Because class sizes are small, students get one-on-one mentorship from our instructors as they learn both hypothetical and practical aspects of the occupation. There’s also flexibility in how and when modules are taught, which allows apprentices to master each lesson at their own pace while receiving extra guidance, if needed.
“The program is a structure without being structured,” Molter says. “Eventually those ‘aha’ moments will happen when apprentices can see a connection between what they are learning in the classroom and how it applies on the job site.”
As apprentices gain experience, they are given more responsibility to work on a variety of jobs alongside our journeymen, who assist the first- and second-year apprentices in mastering their techniques.
Will Anderson, a past HVAC installer apprentice who now works on our team as a journeyman, says people interested in learning the trade are “better off starting the apprenticeship than going to a trade school and then coming here, because you get paid to learn,” he says.

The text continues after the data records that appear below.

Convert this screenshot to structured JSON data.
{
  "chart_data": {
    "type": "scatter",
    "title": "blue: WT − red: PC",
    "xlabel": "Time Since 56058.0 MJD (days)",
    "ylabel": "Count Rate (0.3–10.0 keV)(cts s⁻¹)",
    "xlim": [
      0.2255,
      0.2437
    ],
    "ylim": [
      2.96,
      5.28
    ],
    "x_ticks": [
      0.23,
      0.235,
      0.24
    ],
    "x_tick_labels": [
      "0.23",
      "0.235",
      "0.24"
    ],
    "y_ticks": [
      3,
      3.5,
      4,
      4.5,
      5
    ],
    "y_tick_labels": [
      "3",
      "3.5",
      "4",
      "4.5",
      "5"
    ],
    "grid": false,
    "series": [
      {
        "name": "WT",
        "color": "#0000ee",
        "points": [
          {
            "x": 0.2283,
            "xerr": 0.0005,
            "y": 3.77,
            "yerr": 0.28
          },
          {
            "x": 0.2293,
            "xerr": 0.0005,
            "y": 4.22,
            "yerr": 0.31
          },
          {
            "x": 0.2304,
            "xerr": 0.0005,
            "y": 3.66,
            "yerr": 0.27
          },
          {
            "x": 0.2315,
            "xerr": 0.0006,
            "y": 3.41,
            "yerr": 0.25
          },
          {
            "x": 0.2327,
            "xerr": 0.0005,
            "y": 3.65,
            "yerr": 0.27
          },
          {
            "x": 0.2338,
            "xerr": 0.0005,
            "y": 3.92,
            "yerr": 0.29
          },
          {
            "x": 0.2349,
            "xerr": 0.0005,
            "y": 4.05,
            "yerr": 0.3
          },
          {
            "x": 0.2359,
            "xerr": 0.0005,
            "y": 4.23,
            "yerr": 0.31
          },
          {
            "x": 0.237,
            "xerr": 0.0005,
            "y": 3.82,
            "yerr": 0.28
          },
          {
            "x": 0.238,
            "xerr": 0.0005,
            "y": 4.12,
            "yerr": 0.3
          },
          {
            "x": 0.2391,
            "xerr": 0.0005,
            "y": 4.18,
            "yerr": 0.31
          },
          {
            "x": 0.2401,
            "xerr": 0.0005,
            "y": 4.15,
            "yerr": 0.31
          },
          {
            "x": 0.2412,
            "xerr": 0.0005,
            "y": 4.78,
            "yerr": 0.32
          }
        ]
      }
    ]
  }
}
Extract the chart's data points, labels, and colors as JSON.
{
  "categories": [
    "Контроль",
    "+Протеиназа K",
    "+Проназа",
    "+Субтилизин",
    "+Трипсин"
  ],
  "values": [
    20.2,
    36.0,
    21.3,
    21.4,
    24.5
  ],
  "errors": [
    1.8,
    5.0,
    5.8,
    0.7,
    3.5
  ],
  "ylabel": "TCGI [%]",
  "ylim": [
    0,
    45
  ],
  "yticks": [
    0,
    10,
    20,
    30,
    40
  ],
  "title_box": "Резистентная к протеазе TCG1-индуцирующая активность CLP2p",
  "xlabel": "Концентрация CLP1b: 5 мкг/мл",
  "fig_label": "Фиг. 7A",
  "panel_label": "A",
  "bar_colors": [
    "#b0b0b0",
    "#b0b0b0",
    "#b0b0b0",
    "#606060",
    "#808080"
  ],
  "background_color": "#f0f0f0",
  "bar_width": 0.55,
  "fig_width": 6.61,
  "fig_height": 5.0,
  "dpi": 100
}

“With sheet metal, it is easier to see your progress at the end of the day and it gives you a sense of accomplishment,” Anderson adds.
Each apprentice is required by the Department of Labor to complete 8,000 hours (2,000 per year) of mastering each NCCER module to receive a Certificate of Completion of Apprentices and progress to Journeyman.
“We’re not expecting people to be experts by the time the four years are up, but at least they will have a solid foundation of knowledge on how to research the information they need and get to the next level in their career,” Molter says.
Anyone who is interested in the construction industry, likes to work with his or her hands, and has a desire to learn essential skills without accruing student debt is a great candidate for our Sheet Metal Apprenticeship Program.
Although our program usually runs during the academic year, we welcome applications year-round for our Grand Forks and Bismarck locations. No previous experience in sheet metal is necessary.